Amon Miyamoto
Amon Miyamoto (宮本亞門; born January 4, 1958, in Tokyo) is a theater director. He has directed numerous productions in Japan and worldwide, including musicals, straight plays, opera, kabuki, and other art genres. In 2004, he became the first Japanese director to direct a musical on Broadway when he directed the revival of Pacific Overtures. That production received four Tony Award nominations.[1]
Miyamoto made his directing debut with his original musical I Got Merman, winning the National Performing Arts Festival Award. He is a recipient of the Matsuyo Akimoto Award of the Asahi Performing Arts Awards. He served as the inaugural artistic director of Kanagawa Arts Theater (KAAT) from 2010 to 2014.
Amon made his North American opera-directing debut in 2007 with the US premiere of Tan Dun's Tea: A Mirror of Soul at the Santa Fe Opera. His recent works in New York include The Temple of the Golden Pavilion at Lincoln Center Festival. His European opera credits include: The Magic Flute (Landestheater Linz in Austria), Le Pavillon d’Or (Opéra national du Rhin in France), Parsifal, and Madame Butterfly (Semperoper in Germany) which is also planned for the San Francisco Opera in 2023 and the Royal Danish Theatre in Copenhagen in 2024. He directed the pre-Broadway world premiere of The Karate Kid: The Musical on May 25, 2022, in St. Louis.
Early life and education[edit]
Miyamoto was born to parents who ran a café named “Sugawa” (now “Sabou Erika”) across from the Shinbashi Enbujō, one of the most prominent kabuki theaters in Tokyo. As a child, he paid frequent visits to the Shimbashi Enbujō as well as movie theaters, Kabuki-za, and other theaters under the influence of his mother who was a former dancer of the Shochiku Revue Company. In kindergarten, he began to study (Nihon Buyō) at Fujima School of Japanese Dance where Nakamura Kanzaburō XVIII was one of his peers. Around that time, he became absorbed in Hollywood films and began to learn about musicals. When he was in elementary school, he began practicing Tea ceremony. He was brought up right in the middle of Hanamachi, a Japanese courtesan and geisha district.

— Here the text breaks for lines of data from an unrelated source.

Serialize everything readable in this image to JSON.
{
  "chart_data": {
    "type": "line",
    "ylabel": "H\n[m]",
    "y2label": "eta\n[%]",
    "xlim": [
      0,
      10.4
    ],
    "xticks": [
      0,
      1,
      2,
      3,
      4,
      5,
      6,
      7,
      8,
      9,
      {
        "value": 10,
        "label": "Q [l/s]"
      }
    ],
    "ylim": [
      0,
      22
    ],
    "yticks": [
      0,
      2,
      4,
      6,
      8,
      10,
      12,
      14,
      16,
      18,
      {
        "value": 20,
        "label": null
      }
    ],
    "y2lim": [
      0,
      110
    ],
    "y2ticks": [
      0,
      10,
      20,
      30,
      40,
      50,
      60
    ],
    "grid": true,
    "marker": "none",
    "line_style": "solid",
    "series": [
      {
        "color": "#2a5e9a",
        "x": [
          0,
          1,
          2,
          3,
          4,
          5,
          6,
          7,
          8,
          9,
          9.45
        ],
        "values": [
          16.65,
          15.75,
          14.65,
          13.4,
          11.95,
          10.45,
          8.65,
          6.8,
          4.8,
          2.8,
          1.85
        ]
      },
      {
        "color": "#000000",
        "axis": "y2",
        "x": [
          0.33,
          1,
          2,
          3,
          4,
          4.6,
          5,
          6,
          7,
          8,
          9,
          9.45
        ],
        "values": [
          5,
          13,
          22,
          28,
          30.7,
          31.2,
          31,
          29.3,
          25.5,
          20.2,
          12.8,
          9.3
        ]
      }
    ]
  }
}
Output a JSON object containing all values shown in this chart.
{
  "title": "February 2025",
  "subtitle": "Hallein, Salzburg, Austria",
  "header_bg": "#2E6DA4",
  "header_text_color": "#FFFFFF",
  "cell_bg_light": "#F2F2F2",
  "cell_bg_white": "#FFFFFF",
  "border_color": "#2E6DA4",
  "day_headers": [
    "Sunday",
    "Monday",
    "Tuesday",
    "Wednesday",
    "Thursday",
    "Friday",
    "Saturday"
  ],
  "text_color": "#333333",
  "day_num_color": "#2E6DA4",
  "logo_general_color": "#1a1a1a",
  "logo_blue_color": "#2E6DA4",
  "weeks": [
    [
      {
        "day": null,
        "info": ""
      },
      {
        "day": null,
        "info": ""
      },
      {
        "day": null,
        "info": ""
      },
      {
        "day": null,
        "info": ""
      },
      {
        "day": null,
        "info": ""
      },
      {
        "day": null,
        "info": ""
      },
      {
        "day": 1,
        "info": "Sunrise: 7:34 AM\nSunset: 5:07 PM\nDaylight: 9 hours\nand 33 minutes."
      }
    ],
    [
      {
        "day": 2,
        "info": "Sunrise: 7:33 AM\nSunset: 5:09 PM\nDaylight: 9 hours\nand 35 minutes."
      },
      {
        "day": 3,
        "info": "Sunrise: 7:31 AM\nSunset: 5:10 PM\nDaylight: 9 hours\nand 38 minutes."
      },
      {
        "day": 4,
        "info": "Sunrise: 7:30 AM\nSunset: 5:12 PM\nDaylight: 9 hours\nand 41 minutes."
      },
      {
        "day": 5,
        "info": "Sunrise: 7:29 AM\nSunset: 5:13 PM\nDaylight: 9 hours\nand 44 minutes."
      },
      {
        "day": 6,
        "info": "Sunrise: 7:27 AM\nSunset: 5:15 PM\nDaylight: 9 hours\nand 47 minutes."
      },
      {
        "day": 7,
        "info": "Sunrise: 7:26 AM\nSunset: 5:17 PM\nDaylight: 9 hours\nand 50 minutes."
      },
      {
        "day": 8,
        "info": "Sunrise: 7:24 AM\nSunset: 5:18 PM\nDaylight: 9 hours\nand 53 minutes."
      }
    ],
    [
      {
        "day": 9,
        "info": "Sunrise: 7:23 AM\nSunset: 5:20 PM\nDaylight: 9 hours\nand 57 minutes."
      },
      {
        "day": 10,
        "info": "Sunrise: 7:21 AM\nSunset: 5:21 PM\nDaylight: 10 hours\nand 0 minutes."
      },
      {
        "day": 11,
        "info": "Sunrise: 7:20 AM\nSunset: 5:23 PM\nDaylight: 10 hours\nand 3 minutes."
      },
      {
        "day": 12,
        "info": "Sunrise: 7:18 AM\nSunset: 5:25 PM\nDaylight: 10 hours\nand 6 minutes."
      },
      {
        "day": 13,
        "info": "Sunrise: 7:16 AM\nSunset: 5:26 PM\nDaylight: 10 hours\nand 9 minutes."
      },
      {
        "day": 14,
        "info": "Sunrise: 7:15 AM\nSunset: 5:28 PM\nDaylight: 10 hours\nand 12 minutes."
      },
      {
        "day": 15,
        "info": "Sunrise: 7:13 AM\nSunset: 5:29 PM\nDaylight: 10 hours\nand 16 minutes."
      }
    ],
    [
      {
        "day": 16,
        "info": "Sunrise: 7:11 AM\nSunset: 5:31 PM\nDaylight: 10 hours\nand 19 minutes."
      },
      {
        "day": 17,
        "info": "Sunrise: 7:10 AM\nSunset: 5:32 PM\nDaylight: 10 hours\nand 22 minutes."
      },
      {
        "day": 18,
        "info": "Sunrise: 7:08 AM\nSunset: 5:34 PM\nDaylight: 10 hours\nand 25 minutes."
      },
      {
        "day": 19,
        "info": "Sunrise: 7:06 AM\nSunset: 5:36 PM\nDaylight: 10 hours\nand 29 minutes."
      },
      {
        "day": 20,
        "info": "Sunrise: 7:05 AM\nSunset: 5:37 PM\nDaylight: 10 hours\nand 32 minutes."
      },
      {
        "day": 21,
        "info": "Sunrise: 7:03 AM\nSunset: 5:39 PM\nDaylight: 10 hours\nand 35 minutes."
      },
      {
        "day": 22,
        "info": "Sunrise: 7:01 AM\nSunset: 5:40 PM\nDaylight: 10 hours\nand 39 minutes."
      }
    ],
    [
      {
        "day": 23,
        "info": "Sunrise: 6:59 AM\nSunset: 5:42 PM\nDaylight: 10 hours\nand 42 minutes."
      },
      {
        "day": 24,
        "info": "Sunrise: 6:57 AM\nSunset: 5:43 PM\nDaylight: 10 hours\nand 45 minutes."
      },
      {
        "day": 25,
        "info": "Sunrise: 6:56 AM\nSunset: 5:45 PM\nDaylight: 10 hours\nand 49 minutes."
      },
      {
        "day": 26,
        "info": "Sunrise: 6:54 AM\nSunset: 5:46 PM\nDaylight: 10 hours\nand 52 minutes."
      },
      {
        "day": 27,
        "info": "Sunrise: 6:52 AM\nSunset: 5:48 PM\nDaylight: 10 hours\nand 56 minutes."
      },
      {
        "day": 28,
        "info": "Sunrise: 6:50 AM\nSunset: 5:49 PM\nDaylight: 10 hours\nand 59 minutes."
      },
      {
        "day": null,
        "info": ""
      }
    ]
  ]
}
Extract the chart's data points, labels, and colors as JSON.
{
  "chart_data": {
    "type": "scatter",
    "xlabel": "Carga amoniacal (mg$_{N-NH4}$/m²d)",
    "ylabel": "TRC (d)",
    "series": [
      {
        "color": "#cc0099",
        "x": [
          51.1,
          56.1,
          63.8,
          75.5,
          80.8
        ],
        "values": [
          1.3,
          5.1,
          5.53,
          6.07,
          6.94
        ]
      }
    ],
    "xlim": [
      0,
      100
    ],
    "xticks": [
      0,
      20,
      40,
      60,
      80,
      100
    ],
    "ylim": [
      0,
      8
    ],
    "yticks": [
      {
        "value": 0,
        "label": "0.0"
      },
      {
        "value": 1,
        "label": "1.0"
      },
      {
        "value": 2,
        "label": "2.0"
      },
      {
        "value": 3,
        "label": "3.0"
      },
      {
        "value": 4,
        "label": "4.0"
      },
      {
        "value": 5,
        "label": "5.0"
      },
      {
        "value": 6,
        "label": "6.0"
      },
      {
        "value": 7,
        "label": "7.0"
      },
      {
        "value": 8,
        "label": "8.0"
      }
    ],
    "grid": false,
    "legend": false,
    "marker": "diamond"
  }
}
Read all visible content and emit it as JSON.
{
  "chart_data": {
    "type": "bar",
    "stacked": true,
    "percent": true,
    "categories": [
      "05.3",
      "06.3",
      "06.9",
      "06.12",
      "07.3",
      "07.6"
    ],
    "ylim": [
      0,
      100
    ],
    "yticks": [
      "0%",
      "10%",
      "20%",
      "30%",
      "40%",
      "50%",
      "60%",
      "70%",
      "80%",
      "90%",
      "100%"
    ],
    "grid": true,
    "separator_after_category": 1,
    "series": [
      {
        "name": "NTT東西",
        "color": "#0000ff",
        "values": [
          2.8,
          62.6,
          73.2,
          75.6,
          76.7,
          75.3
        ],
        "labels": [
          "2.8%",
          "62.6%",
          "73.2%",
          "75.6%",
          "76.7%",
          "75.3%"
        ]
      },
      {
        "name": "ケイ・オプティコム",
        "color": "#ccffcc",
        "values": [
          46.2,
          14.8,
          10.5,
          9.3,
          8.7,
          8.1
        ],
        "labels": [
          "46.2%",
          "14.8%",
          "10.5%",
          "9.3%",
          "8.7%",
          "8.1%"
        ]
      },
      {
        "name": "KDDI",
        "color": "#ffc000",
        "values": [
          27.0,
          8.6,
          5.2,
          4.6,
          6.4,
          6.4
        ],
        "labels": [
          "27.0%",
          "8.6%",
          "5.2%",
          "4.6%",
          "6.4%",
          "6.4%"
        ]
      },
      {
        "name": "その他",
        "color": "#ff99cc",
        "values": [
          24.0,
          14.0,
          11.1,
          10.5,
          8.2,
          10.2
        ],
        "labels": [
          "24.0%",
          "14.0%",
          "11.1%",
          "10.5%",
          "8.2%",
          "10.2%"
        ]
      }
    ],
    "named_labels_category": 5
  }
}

While in high school, he was cast as the leading role in the school's theater club production of Godspell in which he made his acting debut. This musical received positive reviews and was featured in the Kinema Shunpo magazine. He proceeded to attend Tamagawa University, where he majored in Theater in the College of Arts. In the middle of his senior year, he was cast as a dancer in the musical Pippin.
Early career[edit]
He debuted as a dancer in 1980. He performed in musicals such as Hair, Annie Get Your Gun, and Chicago, and devoted his time to dance and choreography. He visited New York repeatedly, and studied in London for two years beginning in 1985.
He made his directing debut with his original musical I Got Merman in 1987. The following year, he received the Agency for Cultural Affairs' Performing Arts Festival Award.